Mortgages Following Personal Bankruptcy

Personal bankruptcy can be declared when it is not possible to stay in control of personal debt. It is often a last resort when all other options have been ruled out and it involves the assets and possessions (with some exceptions) of the debtor being converted into cash where possible.

They become property of the Official Receiver in Bankruptcy who is then legally responsible for using the money to pay off any creditors as far as possible.

Bankruptcy does enable the debtor to make a fresh start once the bankruptcy has been discharged but there are restrictions while the order is force and the fact that has been a past bankruptcy will always remain on record.

A property owned by a bankrupt will probably have to be sold and this could be enforced by a Court Order.
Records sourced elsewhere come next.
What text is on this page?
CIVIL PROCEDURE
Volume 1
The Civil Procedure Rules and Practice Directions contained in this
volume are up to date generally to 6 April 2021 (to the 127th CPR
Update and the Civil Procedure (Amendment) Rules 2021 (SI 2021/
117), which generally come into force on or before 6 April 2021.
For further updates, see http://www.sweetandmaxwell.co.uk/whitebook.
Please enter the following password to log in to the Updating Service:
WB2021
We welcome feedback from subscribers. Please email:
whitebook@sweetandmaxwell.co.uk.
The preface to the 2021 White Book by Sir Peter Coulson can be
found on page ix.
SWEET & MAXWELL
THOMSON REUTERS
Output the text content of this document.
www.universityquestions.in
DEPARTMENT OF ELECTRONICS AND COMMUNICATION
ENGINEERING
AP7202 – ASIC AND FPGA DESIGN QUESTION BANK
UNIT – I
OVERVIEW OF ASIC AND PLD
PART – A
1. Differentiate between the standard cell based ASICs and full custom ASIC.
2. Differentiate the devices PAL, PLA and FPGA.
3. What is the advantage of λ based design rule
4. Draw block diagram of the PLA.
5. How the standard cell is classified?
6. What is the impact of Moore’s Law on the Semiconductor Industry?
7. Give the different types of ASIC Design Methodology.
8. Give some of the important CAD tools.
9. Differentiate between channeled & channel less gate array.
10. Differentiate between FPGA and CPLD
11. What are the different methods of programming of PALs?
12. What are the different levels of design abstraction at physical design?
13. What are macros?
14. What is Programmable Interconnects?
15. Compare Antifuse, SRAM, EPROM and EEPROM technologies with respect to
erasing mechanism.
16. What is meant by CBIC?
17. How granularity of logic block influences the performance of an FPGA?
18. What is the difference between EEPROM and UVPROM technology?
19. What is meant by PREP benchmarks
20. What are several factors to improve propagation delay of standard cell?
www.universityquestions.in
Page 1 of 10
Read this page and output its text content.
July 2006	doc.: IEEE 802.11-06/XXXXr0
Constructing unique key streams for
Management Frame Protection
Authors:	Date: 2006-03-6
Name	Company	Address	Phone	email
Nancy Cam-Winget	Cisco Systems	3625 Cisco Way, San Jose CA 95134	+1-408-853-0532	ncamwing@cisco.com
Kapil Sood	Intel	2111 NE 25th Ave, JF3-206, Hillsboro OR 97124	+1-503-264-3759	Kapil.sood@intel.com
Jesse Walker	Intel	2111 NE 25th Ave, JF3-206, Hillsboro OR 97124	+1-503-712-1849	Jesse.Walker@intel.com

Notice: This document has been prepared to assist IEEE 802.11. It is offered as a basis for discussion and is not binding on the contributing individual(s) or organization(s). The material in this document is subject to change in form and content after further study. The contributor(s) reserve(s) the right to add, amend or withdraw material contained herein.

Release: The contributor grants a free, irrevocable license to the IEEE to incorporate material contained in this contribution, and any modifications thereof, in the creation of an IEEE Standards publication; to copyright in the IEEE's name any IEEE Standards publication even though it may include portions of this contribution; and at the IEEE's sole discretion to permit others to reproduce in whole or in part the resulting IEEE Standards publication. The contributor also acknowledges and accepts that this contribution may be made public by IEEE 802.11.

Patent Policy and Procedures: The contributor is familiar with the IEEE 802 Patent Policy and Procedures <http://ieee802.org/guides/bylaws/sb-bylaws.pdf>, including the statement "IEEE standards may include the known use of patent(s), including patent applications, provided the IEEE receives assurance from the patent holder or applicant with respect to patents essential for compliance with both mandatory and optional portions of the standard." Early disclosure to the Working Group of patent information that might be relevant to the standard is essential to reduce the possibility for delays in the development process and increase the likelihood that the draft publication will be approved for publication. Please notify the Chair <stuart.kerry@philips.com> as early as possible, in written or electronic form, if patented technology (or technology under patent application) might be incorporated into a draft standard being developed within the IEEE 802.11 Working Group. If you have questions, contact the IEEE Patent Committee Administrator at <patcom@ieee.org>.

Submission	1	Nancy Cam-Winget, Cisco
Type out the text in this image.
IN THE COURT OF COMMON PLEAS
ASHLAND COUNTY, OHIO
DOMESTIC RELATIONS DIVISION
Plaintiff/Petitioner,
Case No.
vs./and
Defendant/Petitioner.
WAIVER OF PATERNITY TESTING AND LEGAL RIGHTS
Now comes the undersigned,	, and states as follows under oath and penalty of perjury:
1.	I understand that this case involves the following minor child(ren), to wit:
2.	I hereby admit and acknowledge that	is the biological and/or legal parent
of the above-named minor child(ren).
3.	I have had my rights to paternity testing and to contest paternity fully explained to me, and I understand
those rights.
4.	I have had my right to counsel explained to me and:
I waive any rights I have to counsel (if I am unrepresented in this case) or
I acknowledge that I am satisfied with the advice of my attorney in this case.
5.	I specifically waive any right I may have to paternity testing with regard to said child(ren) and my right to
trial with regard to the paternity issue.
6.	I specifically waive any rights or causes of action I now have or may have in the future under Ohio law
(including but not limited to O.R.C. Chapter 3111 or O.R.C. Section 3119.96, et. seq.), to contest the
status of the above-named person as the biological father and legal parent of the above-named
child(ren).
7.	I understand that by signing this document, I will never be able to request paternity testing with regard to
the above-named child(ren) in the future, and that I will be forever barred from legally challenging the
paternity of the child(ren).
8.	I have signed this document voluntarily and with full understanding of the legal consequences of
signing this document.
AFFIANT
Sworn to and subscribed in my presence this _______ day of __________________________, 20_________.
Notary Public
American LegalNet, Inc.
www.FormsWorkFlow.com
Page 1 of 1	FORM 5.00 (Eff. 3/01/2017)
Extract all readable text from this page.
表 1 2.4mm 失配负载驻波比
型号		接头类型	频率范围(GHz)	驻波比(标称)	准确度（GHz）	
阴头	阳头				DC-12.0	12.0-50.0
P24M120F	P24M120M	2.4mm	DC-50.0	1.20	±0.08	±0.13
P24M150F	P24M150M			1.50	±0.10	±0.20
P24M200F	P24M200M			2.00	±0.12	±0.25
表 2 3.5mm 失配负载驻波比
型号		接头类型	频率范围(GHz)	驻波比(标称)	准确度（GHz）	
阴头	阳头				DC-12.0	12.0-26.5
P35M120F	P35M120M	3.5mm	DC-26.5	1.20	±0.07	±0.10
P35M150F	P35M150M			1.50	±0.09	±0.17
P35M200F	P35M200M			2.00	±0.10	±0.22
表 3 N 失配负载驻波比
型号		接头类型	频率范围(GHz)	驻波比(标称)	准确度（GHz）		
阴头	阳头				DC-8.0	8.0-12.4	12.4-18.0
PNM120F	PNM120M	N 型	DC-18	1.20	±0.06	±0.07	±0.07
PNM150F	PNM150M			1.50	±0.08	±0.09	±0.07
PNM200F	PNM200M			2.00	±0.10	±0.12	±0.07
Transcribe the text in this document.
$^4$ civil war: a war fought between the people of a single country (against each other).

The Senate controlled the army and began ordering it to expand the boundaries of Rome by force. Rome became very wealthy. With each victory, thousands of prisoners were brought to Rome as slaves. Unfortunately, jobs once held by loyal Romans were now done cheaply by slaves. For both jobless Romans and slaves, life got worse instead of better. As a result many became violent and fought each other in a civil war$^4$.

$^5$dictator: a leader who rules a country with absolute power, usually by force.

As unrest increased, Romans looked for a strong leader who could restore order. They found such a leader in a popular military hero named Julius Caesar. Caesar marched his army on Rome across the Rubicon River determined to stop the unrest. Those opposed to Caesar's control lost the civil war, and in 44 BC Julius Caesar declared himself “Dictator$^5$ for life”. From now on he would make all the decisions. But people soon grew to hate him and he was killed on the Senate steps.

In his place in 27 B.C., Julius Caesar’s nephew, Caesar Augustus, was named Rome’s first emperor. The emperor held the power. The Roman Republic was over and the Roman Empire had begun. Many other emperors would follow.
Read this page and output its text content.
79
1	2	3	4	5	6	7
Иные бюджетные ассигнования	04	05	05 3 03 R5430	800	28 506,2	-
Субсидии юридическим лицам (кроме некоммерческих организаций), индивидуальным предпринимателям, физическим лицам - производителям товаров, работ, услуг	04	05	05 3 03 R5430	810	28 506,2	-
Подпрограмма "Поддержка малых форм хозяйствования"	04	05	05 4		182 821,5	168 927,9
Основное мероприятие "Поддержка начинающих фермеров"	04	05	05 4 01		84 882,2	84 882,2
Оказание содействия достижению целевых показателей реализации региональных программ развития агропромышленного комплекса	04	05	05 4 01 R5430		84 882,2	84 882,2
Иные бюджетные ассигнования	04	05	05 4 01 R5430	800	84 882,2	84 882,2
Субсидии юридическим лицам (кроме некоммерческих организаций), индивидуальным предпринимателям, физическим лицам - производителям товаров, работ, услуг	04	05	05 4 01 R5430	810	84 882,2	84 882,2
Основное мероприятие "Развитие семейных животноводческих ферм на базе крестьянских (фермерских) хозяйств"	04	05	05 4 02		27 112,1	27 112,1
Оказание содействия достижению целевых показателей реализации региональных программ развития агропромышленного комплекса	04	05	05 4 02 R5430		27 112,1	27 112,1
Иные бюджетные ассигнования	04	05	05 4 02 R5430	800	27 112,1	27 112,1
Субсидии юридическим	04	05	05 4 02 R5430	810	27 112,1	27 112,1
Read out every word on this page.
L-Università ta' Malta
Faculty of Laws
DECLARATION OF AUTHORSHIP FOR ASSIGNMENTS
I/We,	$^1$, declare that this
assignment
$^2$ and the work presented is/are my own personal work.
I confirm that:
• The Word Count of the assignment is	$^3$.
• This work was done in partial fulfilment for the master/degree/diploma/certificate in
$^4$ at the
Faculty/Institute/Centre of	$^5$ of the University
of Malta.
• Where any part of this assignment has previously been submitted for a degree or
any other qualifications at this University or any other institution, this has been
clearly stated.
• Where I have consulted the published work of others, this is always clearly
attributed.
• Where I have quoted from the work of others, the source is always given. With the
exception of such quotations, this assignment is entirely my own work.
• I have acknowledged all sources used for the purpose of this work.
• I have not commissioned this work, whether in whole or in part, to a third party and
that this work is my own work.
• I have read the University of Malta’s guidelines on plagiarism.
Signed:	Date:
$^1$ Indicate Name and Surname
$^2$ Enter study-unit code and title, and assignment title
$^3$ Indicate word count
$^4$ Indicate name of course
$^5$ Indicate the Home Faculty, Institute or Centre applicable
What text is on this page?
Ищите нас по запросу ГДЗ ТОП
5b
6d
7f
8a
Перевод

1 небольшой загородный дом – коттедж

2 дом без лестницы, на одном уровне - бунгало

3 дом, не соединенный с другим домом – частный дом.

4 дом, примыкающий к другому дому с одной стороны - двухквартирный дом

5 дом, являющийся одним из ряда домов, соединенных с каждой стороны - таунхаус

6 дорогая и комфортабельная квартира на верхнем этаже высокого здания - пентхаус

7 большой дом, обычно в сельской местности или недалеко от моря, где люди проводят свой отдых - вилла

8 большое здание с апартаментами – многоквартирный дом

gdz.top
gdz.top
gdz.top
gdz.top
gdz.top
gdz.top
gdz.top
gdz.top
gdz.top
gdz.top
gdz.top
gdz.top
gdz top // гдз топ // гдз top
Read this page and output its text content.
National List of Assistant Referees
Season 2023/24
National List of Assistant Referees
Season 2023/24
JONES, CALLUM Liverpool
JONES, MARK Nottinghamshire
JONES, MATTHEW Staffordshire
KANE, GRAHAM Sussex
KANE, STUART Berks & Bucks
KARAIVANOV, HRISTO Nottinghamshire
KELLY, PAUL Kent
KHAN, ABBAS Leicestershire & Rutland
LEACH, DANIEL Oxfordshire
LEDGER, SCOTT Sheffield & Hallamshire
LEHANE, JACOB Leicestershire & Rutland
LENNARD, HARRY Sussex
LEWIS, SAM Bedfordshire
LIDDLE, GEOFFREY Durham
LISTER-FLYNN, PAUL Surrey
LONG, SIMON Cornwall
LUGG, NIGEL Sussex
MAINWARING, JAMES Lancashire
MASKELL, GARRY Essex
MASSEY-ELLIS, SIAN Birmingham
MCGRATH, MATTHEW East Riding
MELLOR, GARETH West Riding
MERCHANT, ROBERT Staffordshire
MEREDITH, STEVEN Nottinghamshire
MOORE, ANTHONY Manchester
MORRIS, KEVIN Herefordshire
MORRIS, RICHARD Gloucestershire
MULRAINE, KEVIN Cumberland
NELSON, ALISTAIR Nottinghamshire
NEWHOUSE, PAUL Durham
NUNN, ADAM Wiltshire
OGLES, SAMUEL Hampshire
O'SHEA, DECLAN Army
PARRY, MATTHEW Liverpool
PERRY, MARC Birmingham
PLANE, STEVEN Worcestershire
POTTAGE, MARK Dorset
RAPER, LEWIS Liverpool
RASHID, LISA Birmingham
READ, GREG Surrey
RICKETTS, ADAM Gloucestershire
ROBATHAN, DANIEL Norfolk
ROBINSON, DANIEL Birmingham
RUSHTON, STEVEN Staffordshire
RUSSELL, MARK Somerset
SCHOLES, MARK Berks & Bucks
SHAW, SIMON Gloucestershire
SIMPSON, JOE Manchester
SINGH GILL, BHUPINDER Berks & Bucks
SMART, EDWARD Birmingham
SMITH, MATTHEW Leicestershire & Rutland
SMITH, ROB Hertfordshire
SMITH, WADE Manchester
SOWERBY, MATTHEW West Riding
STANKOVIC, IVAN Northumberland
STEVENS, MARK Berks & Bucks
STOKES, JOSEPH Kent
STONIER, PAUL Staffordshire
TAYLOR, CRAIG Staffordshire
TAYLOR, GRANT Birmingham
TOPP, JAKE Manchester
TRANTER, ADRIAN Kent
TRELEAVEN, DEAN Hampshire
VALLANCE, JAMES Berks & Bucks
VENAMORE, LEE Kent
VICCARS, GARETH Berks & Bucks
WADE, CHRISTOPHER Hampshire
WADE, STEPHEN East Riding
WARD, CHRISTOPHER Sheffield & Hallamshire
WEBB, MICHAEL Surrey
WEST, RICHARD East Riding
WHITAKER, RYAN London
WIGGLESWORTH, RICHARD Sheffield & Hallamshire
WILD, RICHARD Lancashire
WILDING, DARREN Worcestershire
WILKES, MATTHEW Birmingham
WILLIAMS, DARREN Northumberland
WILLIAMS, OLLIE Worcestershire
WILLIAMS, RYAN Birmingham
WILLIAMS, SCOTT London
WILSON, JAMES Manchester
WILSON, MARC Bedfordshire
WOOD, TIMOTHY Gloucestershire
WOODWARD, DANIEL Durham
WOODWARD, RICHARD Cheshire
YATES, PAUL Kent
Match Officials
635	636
However, if it is owned in joint names, their partner could offer to buy the bankrupt’s share of the property from the Official Receiver. If there is a partner or dependents living in the property, twelve months’ grace will be allowed for alternative accommodation to be arranged.

It could be easy for some lenders to take advantage of borrowers with past bankruptcies because they know that the loan options are limited. Sometimes these lenders will charge high fees, extensive pre-payment penalties on the home or ask for a fee upfront to “process” the loan.